Delorme explained the Savannah United House of Prayer Shout Band will perform around 2:45 p.m. that afternoon, as well.

 

“They are really amazing; they are really a spiritual experience,” he said. “They are remarkably intense and uplifting. Their music is like nothing else.

“... This is really an important event for us to do as a museum,” Delorme added. “It’s a celebration of American history and also a celebration of culture and art as well.

 

Other local Juneteenth Celebration events include:

* June 7-8: Bluffton (South Carolina) Community Celebration of Emancipation and Freedom presented by Bluffton Martin Luther King Observance Committee along with the The Heyward House. Events 6-8 p.m. Friday at the Bluffton Oyster Factory Park include Gullah Shout Series with The Voices of El Shaddai featuring Mike Cohen along with conch stew and other food favorites. Admission is $2 for adults; children under 18 are free. Lawn chairs are encouraged for seating.

Events from 4-9 p.m. ,June 8 at The Heyward House, 70 Boundary St., Bluffton, include headliners The Geechee Experience and more live music from other artists including Angela Bonaparte, The Diamond Dancing Company, a drum circle, Gullah shout, a reading of the Emancipation Proclamation, along with food and crafts for sale. Lawn chairs are encouraged for seating. Tickets are $5 and children 14 and under are free. Information at The Bluffton MLK Observance Committee on Facebook or call the Heyward House at 843-757-6293.

* June 15, 11 a.m.: The annual Juneteenth Festival at the 38th Street Park in Savannah organized by the Daughters of Mary Magdalene. This free, community festival features African libation, spirituals songs, African dancers, the Rainbow Gospel Singers, positive rap, J.D. Music, the African Griot, face painting and African American poetry. For more information, call Marilyn Jackson at 912-412-4851.
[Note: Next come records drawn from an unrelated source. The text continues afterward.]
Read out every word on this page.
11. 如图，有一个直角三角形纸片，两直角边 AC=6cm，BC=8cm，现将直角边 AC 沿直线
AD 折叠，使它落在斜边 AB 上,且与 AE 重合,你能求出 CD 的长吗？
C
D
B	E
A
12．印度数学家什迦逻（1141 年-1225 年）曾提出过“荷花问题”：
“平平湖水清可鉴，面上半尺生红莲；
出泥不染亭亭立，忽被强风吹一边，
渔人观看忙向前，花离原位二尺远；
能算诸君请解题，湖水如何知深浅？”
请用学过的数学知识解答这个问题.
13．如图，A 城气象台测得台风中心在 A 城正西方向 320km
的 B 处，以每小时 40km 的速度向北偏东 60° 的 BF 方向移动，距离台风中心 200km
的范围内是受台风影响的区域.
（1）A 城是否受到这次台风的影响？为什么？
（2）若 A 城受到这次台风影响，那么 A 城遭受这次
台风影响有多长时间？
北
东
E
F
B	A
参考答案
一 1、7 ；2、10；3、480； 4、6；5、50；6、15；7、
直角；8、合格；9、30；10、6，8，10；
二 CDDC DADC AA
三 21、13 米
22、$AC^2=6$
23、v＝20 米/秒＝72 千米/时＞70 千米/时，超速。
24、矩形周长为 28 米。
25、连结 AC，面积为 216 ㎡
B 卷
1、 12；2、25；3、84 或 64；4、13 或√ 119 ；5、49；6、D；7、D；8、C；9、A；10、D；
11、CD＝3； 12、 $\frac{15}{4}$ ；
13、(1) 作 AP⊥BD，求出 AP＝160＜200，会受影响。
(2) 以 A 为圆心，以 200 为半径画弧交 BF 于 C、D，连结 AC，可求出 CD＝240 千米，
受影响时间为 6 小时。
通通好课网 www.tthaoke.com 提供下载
* June 15: Juneteenth Celebration presented by Historic Mitchelville Freedom Park, 539 William Hilton Pkwy., Hilton Head Island. From 11 a.m.-3 p.m., the event features interactive experiences significant to the era of Mitchelville in the Reconstruction Era, plus a live performance by Just A Few Cats including Alvin Garrett, Latrese Bush, Logan the Entertainer and "American Idol" winner Ruben Studdard, along with Marlena Smalls and the Hallelujah Singers. Tickets are $15 and children 12 and under are free. Information at Historic Mitchelville Freedom Park on Facebook.

* Juneteenth Wade-In at North Beach Grill in Tybee Island will take place on June 19 at 6 p.m. The event is billed as “a time of reflection and celebration” and the community is encouraged to attend. Children must be accompanied by an adult.